Meselenin özeti burada gizli galiba. Aynı kefeye koymamak, aynı kefeye konulmamak… Gel ki, senin için bütün kefeler değişebilir ama... Ne dersin ey harâmî, kefeyi tutan sizden mi, bizden mi? Üzgünüm, sanırım burası biraz yıpranmış bölge...

Doğrusu şu: Hayata dair hemen hemen bütün kefeler malul… Yanlışla doğru bir kapta pişirilmekten yorgun… Bir doğruyu bin yaşayanla yanlışı yanlışla tamamlayan... Evet, aynı kefede! Harâmîden elimizi yumak oldukça zor bu yüzden.
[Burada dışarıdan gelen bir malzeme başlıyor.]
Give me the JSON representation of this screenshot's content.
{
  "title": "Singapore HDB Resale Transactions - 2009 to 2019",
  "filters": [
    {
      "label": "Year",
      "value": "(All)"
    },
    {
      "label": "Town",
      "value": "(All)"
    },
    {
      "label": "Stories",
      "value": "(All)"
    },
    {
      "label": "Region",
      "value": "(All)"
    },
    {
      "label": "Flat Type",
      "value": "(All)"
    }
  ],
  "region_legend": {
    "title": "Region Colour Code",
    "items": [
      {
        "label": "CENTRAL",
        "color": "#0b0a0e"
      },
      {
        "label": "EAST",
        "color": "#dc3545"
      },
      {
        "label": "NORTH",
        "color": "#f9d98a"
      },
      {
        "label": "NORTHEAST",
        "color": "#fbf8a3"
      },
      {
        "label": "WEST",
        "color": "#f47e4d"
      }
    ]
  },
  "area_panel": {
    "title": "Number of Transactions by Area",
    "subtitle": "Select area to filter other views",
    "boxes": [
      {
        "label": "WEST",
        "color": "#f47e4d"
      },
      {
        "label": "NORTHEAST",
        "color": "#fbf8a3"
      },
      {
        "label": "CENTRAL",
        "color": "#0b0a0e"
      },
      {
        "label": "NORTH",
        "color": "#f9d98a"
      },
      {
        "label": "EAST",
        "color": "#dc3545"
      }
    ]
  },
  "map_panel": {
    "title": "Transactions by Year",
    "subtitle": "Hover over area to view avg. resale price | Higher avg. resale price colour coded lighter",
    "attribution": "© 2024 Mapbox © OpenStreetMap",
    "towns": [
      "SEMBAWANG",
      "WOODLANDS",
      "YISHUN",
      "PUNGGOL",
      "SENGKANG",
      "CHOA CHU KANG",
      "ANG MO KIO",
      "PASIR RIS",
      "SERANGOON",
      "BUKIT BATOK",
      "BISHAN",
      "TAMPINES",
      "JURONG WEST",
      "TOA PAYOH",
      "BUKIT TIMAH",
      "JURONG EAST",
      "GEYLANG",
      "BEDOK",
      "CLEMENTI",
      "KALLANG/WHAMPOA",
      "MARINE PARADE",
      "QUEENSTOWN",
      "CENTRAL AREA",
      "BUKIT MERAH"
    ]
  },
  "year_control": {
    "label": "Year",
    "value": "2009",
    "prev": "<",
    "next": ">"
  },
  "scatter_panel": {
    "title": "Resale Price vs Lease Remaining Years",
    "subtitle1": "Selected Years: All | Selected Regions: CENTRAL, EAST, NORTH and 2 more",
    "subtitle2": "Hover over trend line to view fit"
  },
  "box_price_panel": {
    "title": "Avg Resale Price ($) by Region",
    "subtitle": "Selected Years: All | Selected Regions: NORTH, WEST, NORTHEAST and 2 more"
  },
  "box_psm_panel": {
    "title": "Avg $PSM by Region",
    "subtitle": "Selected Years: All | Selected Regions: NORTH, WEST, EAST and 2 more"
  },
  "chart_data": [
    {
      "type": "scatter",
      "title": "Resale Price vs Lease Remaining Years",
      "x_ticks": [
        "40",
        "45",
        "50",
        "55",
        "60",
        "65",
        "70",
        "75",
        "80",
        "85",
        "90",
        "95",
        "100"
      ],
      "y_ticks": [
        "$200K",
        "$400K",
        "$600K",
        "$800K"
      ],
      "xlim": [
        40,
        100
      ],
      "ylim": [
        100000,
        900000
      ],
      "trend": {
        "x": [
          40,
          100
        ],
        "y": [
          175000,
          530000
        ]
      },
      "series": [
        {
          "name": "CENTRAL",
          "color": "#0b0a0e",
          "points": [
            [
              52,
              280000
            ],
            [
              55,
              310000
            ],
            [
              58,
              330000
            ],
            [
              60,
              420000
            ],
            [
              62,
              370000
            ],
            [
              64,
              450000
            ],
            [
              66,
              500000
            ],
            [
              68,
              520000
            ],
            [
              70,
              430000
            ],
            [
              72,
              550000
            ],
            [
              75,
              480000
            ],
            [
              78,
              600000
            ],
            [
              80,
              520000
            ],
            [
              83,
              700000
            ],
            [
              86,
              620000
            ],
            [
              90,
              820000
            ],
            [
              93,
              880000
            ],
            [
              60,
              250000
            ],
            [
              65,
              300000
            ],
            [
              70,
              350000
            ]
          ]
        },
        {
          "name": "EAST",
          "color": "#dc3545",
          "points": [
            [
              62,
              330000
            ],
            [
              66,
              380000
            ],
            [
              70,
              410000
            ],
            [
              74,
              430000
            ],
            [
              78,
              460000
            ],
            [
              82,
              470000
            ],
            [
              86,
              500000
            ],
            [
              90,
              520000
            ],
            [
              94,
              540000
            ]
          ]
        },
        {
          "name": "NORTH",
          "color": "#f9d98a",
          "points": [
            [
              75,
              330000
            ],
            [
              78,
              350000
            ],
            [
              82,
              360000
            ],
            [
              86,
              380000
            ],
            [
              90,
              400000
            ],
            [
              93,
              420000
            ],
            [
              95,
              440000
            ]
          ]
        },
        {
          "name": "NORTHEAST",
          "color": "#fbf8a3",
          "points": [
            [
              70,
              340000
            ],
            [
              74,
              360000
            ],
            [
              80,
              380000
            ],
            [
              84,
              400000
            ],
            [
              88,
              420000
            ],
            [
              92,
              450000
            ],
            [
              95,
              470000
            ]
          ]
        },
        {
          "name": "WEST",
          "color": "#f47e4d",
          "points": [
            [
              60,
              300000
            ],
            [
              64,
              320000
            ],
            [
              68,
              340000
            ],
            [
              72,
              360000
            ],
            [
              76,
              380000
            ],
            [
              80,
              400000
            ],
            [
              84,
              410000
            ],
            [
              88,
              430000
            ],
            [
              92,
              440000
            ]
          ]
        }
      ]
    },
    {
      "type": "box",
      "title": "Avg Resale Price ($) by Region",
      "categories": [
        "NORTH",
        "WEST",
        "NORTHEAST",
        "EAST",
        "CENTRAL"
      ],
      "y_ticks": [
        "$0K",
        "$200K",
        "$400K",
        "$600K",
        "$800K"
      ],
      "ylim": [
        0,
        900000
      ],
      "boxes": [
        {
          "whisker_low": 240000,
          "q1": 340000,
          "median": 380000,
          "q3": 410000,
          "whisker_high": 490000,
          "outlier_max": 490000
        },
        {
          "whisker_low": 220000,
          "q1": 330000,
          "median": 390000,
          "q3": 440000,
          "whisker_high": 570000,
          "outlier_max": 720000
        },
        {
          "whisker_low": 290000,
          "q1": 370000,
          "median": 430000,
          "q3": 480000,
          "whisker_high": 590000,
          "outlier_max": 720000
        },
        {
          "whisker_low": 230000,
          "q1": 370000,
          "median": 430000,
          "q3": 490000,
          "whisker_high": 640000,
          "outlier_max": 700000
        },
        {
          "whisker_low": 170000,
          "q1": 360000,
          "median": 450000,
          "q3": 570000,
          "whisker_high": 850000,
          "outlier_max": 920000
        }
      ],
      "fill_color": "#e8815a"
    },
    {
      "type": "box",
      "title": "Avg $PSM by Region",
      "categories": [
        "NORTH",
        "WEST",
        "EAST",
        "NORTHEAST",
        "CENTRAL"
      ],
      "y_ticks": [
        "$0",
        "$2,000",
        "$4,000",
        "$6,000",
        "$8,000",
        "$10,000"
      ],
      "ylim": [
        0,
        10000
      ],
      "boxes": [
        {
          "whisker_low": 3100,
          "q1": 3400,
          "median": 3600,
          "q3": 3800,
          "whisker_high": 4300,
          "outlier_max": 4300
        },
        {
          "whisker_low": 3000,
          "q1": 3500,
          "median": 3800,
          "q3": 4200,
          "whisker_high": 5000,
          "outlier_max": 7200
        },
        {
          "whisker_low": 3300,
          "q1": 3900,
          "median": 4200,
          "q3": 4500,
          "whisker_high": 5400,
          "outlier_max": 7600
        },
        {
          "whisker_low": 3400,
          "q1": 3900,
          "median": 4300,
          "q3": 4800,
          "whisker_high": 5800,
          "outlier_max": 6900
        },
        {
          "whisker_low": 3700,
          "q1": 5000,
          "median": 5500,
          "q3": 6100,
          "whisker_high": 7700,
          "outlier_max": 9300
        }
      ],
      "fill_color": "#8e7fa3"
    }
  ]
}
Biz bu kadar elimizi açık ettikçe, biz bu kadar bulanık suyla el yıkadıkça, biz netleşmekten kalben ve fikren uzaklaştıkça, netleşmeye çalışanlara omuz vermekten kaçtıkça, düştüğümüz yere düşeceklerden elimizi sakındıkça, biz düzlüğe çıkarken merdiveni yok ettikçe... Zor. Oldukça zor! Hayatın kalabalığını ayıklamak elbette kolay değil. Tabloya sahici bir şekilde bakalım: Hepimiz aynı kaynaktan su içmeye gelenleriz. Ne ki herkesin niyeti kalbinde saklı, ne ki herkesin niyeti gölgesinden bile saklı…

“Tablo” dedik, biraz açalım. Önce büyük resme göz gezdirelim…  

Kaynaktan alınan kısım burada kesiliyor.